A numerical study of dynamic capillary pressure effect for supercritical carbon dioxide-water flow in porous domain

Numerical simulations for core-scale capillary pressure (Pc)–saturation (S) relationships have been conducted for a supercritical carbon dioxide-water system at temperatures between 35°C and 65°C at a domain pressure of 15 MPa as typically expected during geological sequestration of CO2. As the Pc-S relationships depend on both S and time derivative of saturation (∂S / ∂t) yielding what is known as the ‘dynamic capillary pressure effect’ or simply ‘dynamic effect’, this work specifically attempts to determine the significance of these effects for supercritical carbon dioxide-water flow in terms of a coefficient, namely dynamic coefficient (τ).

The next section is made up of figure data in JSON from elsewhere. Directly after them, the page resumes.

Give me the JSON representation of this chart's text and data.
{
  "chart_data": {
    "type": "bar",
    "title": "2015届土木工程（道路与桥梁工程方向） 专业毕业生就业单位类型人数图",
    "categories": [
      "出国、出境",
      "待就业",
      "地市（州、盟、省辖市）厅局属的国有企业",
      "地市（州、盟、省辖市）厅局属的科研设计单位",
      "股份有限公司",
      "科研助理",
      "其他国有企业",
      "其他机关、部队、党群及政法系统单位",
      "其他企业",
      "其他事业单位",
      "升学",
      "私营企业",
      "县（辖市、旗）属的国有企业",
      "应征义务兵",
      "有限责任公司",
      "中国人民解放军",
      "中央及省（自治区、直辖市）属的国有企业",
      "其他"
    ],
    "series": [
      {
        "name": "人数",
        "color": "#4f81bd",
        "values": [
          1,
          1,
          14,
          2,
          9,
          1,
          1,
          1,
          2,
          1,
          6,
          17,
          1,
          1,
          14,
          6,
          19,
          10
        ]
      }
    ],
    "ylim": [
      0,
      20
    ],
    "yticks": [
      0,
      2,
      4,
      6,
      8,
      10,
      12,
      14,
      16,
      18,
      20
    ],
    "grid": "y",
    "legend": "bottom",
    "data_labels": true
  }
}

The coefficient establishes the speed at which capillary equilibrium for supercritical CO2-water flow is reached. The simulations in this work involved the solution of the extended version of Darcy’s law which represents the momentum balance for individual fluid phases in the system, the continuity equation for fluid mass balance, as well as additional correlations for determining the capillary pressure as a function of saturation, and the physical properties of the fluids as a function of temperature. The simulations were carried for 3D cylindrical porous domains measuring 10 cm in diameter and 12 cm in height. τ was determined by measuring the slope of a best-fit straight line plotted between (i) the differences in dynamic and equilibrium capillary pressures (Pc,dyn – Pc,equ) against (ii) the time derivative of saturation (dS/dt), both at the same saturation value. The results show rising trends for τ as the saturation values reduce, with noticeable impacts of temperature at 50% saturation of aqueous phase. This means that the time to attain capillary equilibrium for the CO2-water system increases as the saturation decreases. From a practical point view, it implies that the time to capillary equilibrium during geological sequestration of CO2 is an important factor and should be accounted for while simulating the flow processes, e.g., to determine the CO2 storage capacity of a geological aquifer. In this task, one would require both the fundamental understanding of the dynamic capillary pressure effects for supercritical CO2-water flow as well as τ values. These issues are addressed in this article.